Filme ’45 do Segundo Tempo’ revive o passado com afeto
Se a vida humana pudesse ser comparada a uma partida de futebol, a do trio de protagonistas estaria (quase) no fim, 45 do Segundo Tempo. Lembrem-se de que nenhuma partida está ganha e sempre pode haver prorrogação, pênaltis. Luiz Villaça já havia dirigido Tony Ramos na série de TV A Mulher do Prefeito. A mulher dele na ficção já era a dele na realidade, Denise Fraga.
O filme 45 do Segundo Tempo é predominantemente masculino. O trio é interpretado por Tony, Cássio Gabus Mendes e Ary França. Embora pontuais, as mulheres têm participações decisivas. Villaça furta-se a falar sobre Denise. Pede a Tony que o faça. “Foi um dos encontros mais felizes da minha vida profissional. Amo esses dois.” Sobre Louise Cardoso, é Villa quem fala. “O cinema ama essa mulher. Louise deveria fazer mais filmes.”
CRISE
45 do Segundo Tempo estreia nesta quinta, 18. Três amigos de infância e juventude, chegados à idade madura, atravessam momentos de crise. Tony tem uma cantina italiana no Bexiga que talvez tenha de fechar. Tenta um empréstimo no banco, mas não consegue. Cássio, aparentemente o mais bem-sucedido do trio, está vendo seu casamento desmoronar. A mulher, o filho gay – ele terá de aprender a ser respeitoso com o mundo, os outros, e tolerante com ele mesmo. Ary virou padre, mas atravessa uma crise espiritual. O desejo o consome, não pode ver rabo de saia. O trio embarca numa viagem à cidadezinha em que nasceram. 45 é um road movie.
É também uma homenagem de Villaça à grande comédia italiana. Impossível não pensar em Mario Monicelli (Meus Caros Amigos), em Dino Risi (Os Monstros). “Você foi diretamente ao ponto”, diz o diretor e roteirista. “Desde criança, fui nutrido por aquelas comédias. Federico Fellini, Os Boas Vidas, Ettore Scola. Não diria que eram dramas cômicos, mas comédias dramáticas. A vida como ela é, com suas alegrias, tristezas e dificuldades, mas a necessidade humana de afeto, de diversão, não mudou.” Cássio e Ary concordam. “Adoro o cinema do Luiz (Villaça). Essas pequenas histórias, as pessoas comuns com as quais podemos nos identificar. É um cinema humanista, e mais do que nunca estamos necessitados disso.” Ary: “O Villa filma como vive. Somos um grupo de amigos que se reúne em torno de uma mesa para se analisar, e analisar o mundo”.
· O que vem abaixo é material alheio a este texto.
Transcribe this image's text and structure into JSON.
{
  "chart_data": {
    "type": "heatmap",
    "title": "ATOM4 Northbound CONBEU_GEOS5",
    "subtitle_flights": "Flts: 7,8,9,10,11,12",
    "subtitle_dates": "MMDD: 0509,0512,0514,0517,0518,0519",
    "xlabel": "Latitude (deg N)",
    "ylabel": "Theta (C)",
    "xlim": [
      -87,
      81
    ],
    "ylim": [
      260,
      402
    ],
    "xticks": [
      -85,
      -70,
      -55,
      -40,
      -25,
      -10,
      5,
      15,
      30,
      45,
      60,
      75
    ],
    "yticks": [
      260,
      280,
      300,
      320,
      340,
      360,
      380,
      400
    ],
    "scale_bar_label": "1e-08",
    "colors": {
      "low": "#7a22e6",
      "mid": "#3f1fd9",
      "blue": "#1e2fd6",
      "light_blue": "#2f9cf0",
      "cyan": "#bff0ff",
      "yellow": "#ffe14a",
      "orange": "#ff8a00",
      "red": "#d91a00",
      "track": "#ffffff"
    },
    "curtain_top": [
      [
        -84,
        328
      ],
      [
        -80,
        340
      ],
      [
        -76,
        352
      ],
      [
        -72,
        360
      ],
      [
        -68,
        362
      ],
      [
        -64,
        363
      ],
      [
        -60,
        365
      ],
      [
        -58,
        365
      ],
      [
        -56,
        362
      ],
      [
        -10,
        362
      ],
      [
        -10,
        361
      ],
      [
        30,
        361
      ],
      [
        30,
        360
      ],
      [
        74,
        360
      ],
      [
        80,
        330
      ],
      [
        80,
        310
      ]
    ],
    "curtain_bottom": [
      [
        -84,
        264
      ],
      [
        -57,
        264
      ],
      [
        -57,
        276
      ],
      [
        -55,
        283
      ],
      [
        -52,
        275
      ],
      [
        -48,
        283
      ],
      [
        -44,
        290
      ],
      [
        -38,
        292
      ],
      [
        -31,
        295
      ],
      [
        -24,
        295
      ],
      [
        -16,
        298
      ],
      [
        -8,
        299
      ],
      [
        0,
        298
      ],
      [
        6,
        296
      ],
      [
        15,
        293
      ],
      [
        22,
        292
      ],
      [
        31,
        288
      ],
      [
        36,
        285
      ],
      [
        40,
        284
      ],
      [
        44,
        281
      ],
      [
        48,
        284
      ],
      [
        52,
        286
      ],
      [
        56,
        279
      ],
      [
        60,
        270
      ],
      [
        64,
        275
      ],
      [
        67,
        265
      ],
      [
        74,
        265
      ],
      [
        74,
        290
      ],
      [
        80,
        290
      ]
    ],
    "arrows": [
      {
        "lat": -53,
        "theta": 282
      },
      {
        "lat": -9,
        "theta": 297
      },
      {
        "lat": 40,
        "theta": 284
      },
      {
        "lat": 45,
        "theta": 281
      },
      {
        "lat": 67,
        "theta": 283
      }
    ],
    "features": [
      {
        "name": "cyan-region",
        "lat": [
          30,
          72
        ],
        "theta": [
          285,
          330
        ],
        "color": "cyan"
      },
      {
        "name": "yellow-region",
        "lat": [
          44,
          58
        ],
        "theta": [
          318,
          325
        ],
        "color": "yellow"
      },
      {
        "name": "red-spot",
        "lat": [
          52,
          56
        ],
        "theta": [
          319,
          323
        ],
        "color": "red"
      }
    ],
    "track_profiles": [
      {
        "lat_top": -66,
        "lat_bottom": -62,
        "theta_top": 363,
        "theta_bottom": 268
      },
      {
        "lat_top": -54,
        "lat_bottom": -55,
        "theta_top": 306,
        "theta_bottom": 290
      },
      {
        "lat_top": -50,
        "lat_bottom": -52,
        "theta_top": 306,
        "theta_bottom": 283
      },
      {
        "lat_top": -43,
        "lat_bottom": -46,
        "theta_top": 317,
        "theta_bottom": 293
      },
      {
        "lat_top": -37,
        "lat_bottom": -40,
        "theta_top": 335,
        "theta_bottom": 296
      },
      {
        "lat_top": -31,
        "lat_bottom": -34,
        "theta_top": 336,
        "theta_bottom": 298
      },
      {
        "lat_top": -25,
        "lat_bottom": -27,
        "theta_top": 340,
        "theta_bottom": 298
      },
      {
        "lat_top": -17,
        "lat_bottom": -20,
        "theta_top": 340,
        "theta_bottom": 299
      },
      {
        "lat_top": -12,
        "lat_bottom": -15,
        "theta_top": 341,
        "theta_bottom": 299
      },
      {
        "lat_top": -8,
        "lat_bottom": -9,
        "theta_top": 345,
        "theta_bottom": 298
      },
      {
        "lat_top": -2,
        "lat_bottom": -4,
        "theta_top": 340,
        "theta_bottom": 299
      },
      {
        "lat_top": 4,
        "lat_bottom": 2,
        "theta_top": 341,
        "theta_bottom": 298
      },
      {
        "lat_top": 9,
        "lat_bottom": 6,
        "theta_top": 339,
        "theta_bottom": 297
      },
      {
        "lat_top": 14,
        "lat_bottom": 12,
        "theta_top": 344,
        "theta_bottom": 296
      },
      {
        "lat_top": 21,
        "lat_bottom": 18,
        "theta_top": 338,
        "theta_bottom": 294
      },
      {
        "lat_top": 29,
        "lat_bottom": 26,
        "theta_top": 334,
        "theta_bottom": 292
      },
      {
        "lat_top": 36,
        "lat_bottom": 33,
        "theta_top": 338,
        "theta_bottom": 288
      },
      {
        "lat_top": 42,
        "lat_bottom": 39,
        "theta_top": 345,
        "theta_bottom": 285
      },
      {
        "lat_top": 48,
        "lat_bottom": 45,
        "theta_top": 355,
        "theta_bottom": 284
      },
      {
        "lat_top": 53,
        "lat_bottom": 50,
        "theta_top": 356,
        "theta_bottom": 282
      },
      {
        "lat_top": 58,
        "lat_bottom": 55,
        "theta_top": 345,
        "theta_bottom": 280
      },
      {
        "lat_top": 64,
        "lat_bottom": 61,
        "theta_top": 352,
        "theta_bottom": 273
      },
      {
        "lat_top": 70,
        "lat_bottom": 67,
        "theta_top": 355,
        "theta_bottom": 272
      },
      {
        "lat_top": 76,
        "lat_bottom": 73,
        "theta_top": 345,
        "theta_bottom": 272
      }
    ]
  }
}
Os amigos parecem adultos que se recusam a amadurecer. “O reencontro traz de volta a molecagem”, reflete Tony. O cinema simples, humano, com pitadas sociais, de Villaça adquire sua dimensão política. “Falar de afeto nessa época marcada por discursos de ódio é uma atitude política.” Nesse dia em que o repórter do Estadão conversa com o diretor e elenco de 45 do Segundo Tempo está começando a propaganda política. Os quatro estão de acordo. “Sem democracia não há solução.” Tony evoca sir Winston Churchill: “Ele dizia que, por mais defeitos que possa ter, a democracia é sempre melhor do que as outras alternativas”.
PARCERIA
O filme começou a nascer de um desejo. Villaça gostou tanto da parceria com Tony em A Mulher do Prefeito que iniciou a escrita de 45 do Segundo Tempo com ele em mente para fazer o Pedro. Enviou-lhe o roteiro. “Comecei a ler e, na página 12, deu o clique. Já estava ligado.” Essa página 12 do roteiro corresponde a que no filme? “É uma forma de dizer. Se não for fisgado na página 10, na 15, até a 20, é porque não deu liga.”
Uma das melhores cenas é sobre o tempo. Os caros amigos voltam à pequena cidade. Crianças, galgaram a caixa d’água, na praça central. Que grande aventura! Adultos, a torre e a vista parecem insignificantes. “Uma m…”, como diz Cássio. O tempo passa, ressignifica as coisas. Talvez seja a cena favorita do próprio Villa. “É um filme para ver no cinema. Tem gente que se acostumou ao streaming nessa fase de pandemia, mas 45 do Segundo Tempo ficará muito melhor na tela grande do cinema”, finaliza Tony.
As informações são do jornal O Estado de S. Paulo.